Ever since seeing teppanyaki in action on television, I’ve always wanted to see the show first hand. Having been to teppanyaki in Melbourne and Auckland, these were more about the food and not the show. Maybe in this age of legal liability, shows like this are a dying art. I still like the interaction between chef and diner and on a special occasion, I went to see Nobu’s version.
There were two set menus to choose from for teppanyaki and since it was a special occasion we chose the more expensive one at $188. After being seated around the teppanyaki hot plate, drink orders were taken and not before too long, our first dish was served.
The salad is mix of various lettuces, dressed with the Matsuhisa dressing and topped with some cooked rice vermicelli. The dressing adds a necessary saltiness and acidity to combat the bitterness of some of the lettuce.
The next dish to arrive was the oyster filo. This consisted of a oyster wrapped in kanafe which was deep fried and served on a bed of lettuce and topped with wasabi aioli. The oyster flavour was not strong and the wasabi aioli added a nice extra flavour. The crunch of the kanafe gave the morsel a satisfying crunch.
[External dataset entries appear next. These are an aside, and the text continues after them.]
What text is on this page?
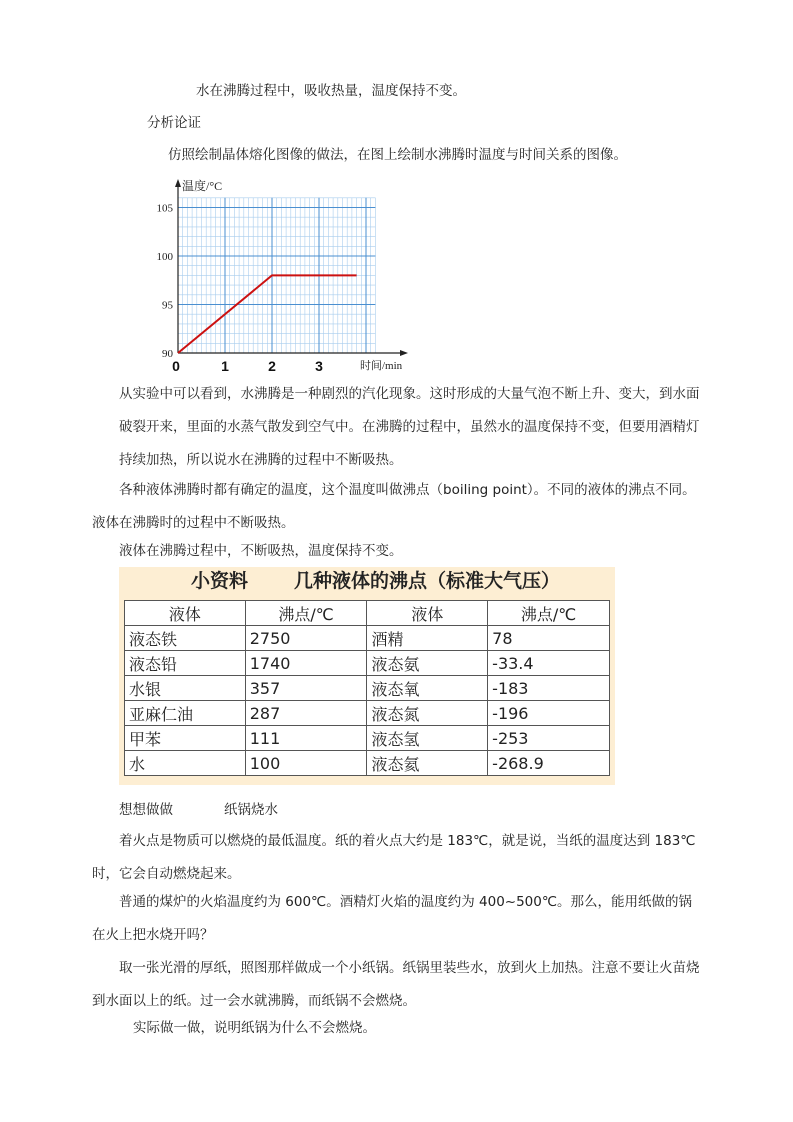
水在沸腾过程中，吸收热量，温度保持不变。
分析论证
仿照绘制晶体熔化图像的做法，在图上绘制水沸腾时温度与时间关系的图像。
温度/°C
时间/min
90
95
100
105
0	1	2	3
从实验中可以看到，水沸腾是一种剧烈的汽化现象。这时形成的大量气泡不断上升、变大，到水面破裂开来，里面的水蒸气散发到空气中。在沸腾的过程中，虽然水的温度保持不变，但要用酒精灯持续加热，所以说水在沸腾的过程中不断吸热。
各种液体沸腾时都有确定的温度，这个温度叫做沸点（boiling point）。不同的液体的沸点不同。液体在沸腾时的过程中不断吸热。
液体在沸腾过程中，不断吸热，温度保持不变。
小资料 几种液体的沸点（标准大气压）
液体	沸点/℃	液体	沸点/℃
液态铁	2750	酒精	78
液态铅	1740	液态氨	-33.4
水银	357	液态氧	-183
亚麻仁油	287	液态氮	-196
甲苯	111	液态氢	-253
水	100	液态氦	-268.9
想想做做	纸锅烧水
着火点是物质可以燃烧的最低温度。纸的着火点大约是 183℃，就是说，当纸的温度达到 183℃时，它会自动燃烧起来。
普通的煤炉的火焰温度约为 600℃。酒精灯火焰的温度约为 400~500℃。那么，能用纸做的锅在火上把水烧开吗？
取一张光滑的厚纸，照图那样做成一个小纸锅。纸锅里装些水，放到火上加热。注意不要让火苗烧到水面以上的纸。过一会水就沸腾，而纸锅不会燃烧。
实际做一做，说明纸锅为什么不会燃烧。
It was at this point the teppanyaki chef arrived and started cooking.
Here tofu was sliced and cooked upon the grill with asparagus. When the duo was cooked the asparagus was served on top of the tofu and dressed with tomato and red onion salsa. The tofu was typically bland which made its combination with the asparagus and the acidic tomato “ceviche” a strange one. The flavours didn’t really combine together well for me.
The scallops in this dish was cooked in a uni (sea urchin) butter which smelt divine while it was cooking. The scallop however lacked sweetness and was quite bland which allowed the uni taste to come through. The tiger prawn was delicious and served with a miso yoghurt and tabouleh salsa. The salsa tasted quite similar to the tomato salsa in the dish before.
Here a squid tube stuffed with crab meat was sliced and cooked on the hot plate before being serverd with spicy miso yoghurt and a cream jalapeno sauce. The grill had imparted a nice flavour to the squid while the crab meat didn’t add too much flavourwise. The sauces added a little kicked to the tasty squid.
This beautiful dish consisted of raw salmon topped with salmon roe on a bed of crispy leeks and seaweed dressed with a delicious Karashishu miso sauce. Without the crispy leeks and to die for Karashishu sauce this dish would have been remembered as salmon sashimi. The leeks adding a great textural component here.
This dish was meant to consist of Black Angus beef but instead was substituted with wagyu beef which is what is meant to be now. While the beef was grilled to how you personally liked it (medium rare for me) we snacked on moorish artichoke chips. The grilled beef had a nice beef flavour as only wagyu can give. A trio of dipping sauces were provided to compliment the beef.
Some showmanship was finally displayed for the last dish the teppanyaki chef made for us. The chef skillfully spun an egg on the hotplate before tossing it up in the air and catching in still spinning on his metal spatula. A final toss ended with the egg split in half by the up-turned edge of the spatula. The fried rice is not very flavoursome when you consider it having jamon as one of its components. In fact the rice is dominated by the bitterness of burnt garlic. The crispy prawn head from the tiger prawn used in an earlier dish is like a tasty prawn cracker.
This soup is a great rendition of this Japanese staple. The prawn flavour is quite pronounced which was something I really liked.
A delicious oozing chocolate fondant is balanced nicely with the green tea ice cream. This is one of the best places to get a chocolate fondant and it is easy to miss the tuille under the green tea ice cream.
The dishes maybe small but due to the large number of them, I was very full at the end of the meal. Some dishes were hit and miss and I would have loved more of a show. However the service was very good and the chef was quite nice.